É autor de mais de duzentas publicações em revistas de circulação nacional e internacional. Em particular, entre 1987 e 2000 assinou mensalmente uma coluna de divulgação matemática na revista Superinteressante intitulada “Dois Mais Dois” desde o primeiro número. Por sinal, insiste até hoje em escrever a mão, e a lápis, com uma bela letra cursiva, seus artigos e aulas, ao invés de utilizar computador. Publicou diversos livros e capítulos de livros de destaque, sendo as últimas publicações: “Alfabetização Matemática” (IBEP, 2008) e “2+2”, A Aventura de um Matemático no Campo da Comunicação (Humanidades, 1998). Orientou impressionantes 23 dissertações de mestrado e 9 teses de doutorado.

Segundo ele, “o grande erro no ensino da Matemática é que não há mais prazer no aprendizado”. Aliás, já dizia que “samba e futebol, felizmente, não se aprende na escola” (Superinteressante 68, 1990). Por falar em futebol e Copa do Mundo, certa feita ministrou uma aula magnífica no Rio de Janeiro, que tempos depois virou uma coluna da revista (Superinteressante 123, 1997). Afirmava que era possível realizar um sorteio justo de uma partida de futebol, como na Copa do Mundo ou no Campeonato Brasileiro, mesmo com uma moeda desonesta.

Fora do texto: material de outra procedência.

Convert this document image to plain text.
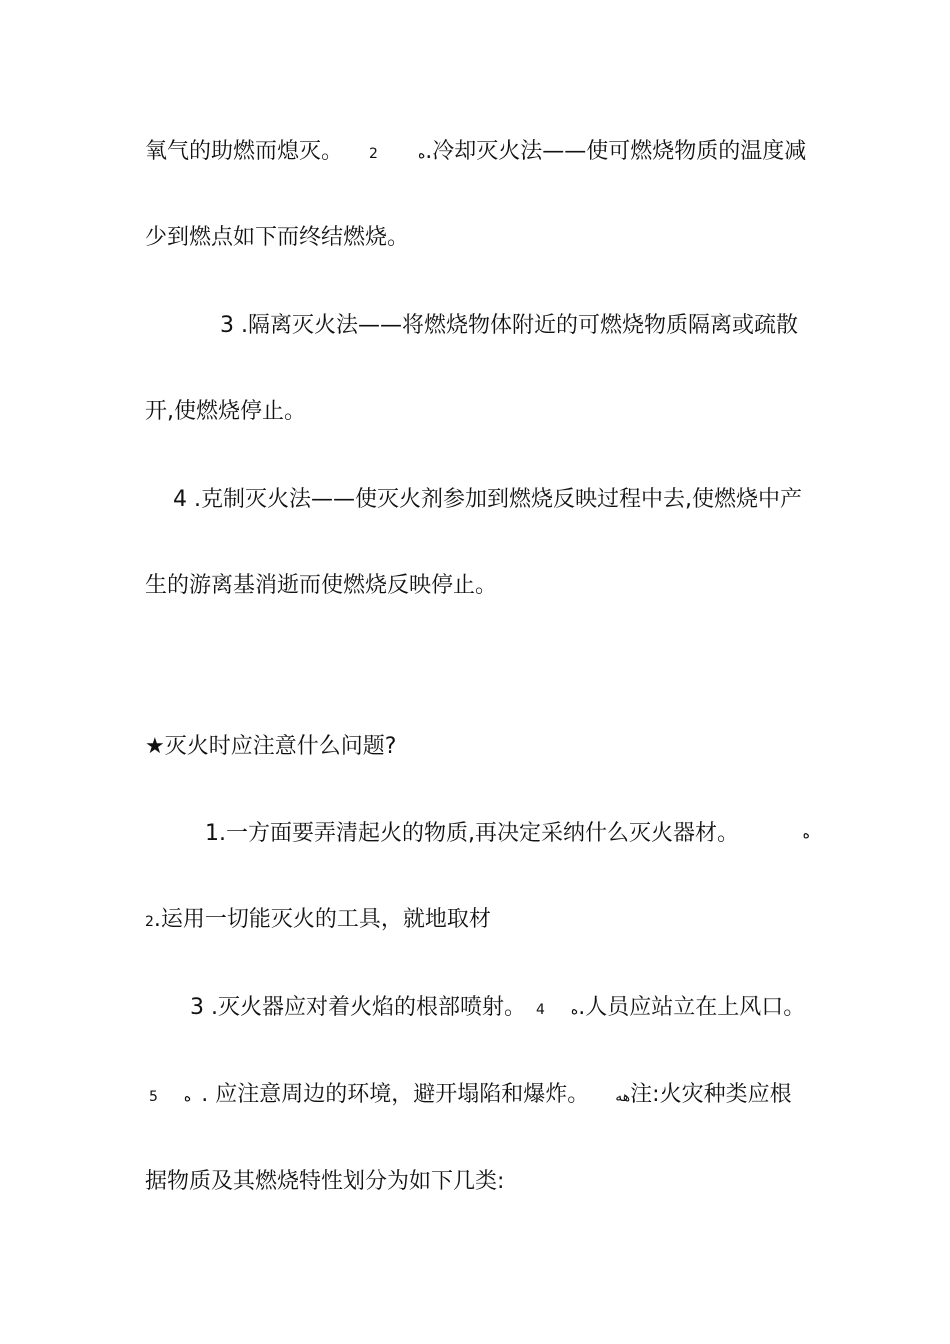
氧气的助燃而熄灭。 2	ه.冷却灭火法——使可燃烧物质的温度减
少到燃点如下而终结燃烧。
3 .隔离灭火法——将燃烧物体附近的可燃烧物质隔离或疏散
开,使燃烧停止。
4 .克制灭火法——使灭火剂参加到燃烧反映过程中去,使燃烧中产
生的游离基消逝而使燃烧反映停止。
★灭火时应注意什么问题?
1.一方面要弄清起火的物质,再决定采纳什么灭火器材。	ه
2.运用一切能灭火的工具，就地取材
3 .灭火器应对着火焰的根部喷射。 4 ه.人员应站立在上风口。
5 ه . 应注意周边的环境，避开塌陷和爆炸。 هه注:火灾种类应根
据物质及其燃烧特性划分为如下几类:
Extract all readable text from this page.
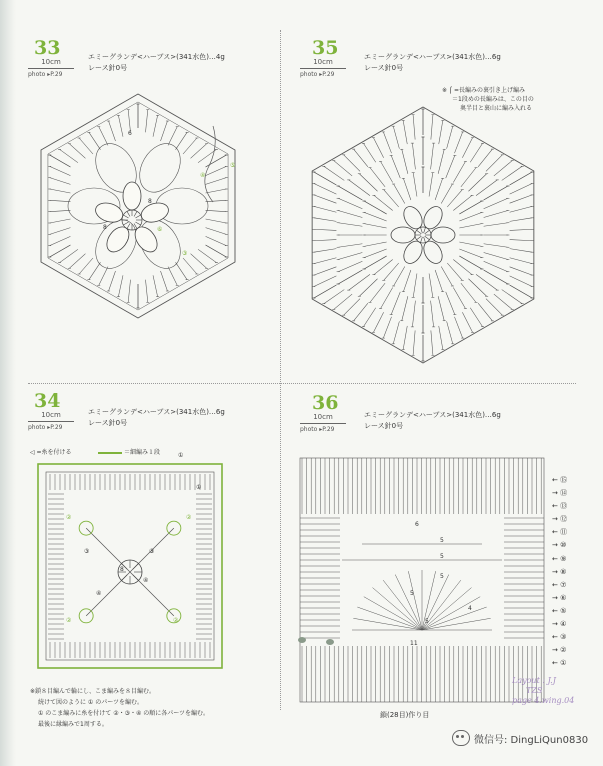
33
10cm
photo ▸P.29
エミーグランデ<ハーブス>(341水色)…4g
レース針0号
6
8
8
④
⑤
③
⑥
35
10cm
photo ▸P.29
エミーグランデ<ハーブス>(341水色)…6g
レース針0号
※ ⌠ =長編みの裏引き上げ編み
＝1段めの長編みは、この目の
奥半目と裏山に編み入れる
34
10cm
photo ▸P.29
エミーグランデ<ハーブス>(341水色)…6g
レース針0号
◁ =糸を付ける	＝細編み１段
②	②
②	②
③	③
④
④
8
①
①
※鎖８目編んで輪にし、こま編みを８目編む。
続けて図のように ① のパーツを編む。
① のこま編みに糸を付けて ②・③・④ の順に各パーツを編む。
最後に縁編みで1周する。
36
10cm
photo ▸P.29
エミーグランデ<ハーブス>(341水色)…6g
レース針0号
6
5
5
5
4
5
5
11
← ⑮
→ ⑭
← ⑬
→ ⑫
← ⑪
→ ⑩
← ⑨
→ ⑧
← ⑦
→ ⑥
← ⑤
→ ④
← ③
→ ②
← ①
鎖(28目)作り目
Layout : J.J
TZS
page 4.wing.04
微信号: DingLiQun0830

A justificativa é simples: uma moeda que mostra mais uma face do que outra pode ser considerada desonesta. Mas mesmo assim, é possível utilizar de uma propriedade da matemática chamada de “principio multiplicativo”. Em outras palavras, se alguma escolha pode ser feita de “n” maneiras diferentes e alguma escolha subsequente pode ser feita de “p” maneiras diferentes, então há “n vezes p” jeitos de se fazer as duas escolhas. Pode parecer um tanto óbvio esse princípio, mas quando usado adequadamente ele é um poderoso conceito. No cálculo das probabilidades, por exemplo, quando dois eventos são independentes, isto é, quando o resultado de um não afeta o do outro, a probabilidade de ambos ocorrerem é calculada multiplicando-se as probabilidades dos eventos individuais.
Veja como funciona: para uma moeda honesta, há uma probabilidade estimada de 1/2 (uma em duas chances iguais) de dar cara (C) ou de dar coroa (K). Ou seja: p(C) = 1/2 e p(K) = 1/2. Se lançarmos duas dessas moedas também teremos igual chance (1/4) de obter qualquer um dos quatro resultados possíveis: cara-cara (C,C), cara-coroa (C,K), coroa-cara (K,C) e coroa-coroa (K,K). Como o resultado de uma das moedas não afeta o resultado da outra, poderíamos ter calculado a probabilidade assim: P(C,C) = P(C) vezes P(C), ou seja, p(C,C) = 1/2 vezes 1/2 = 1/4.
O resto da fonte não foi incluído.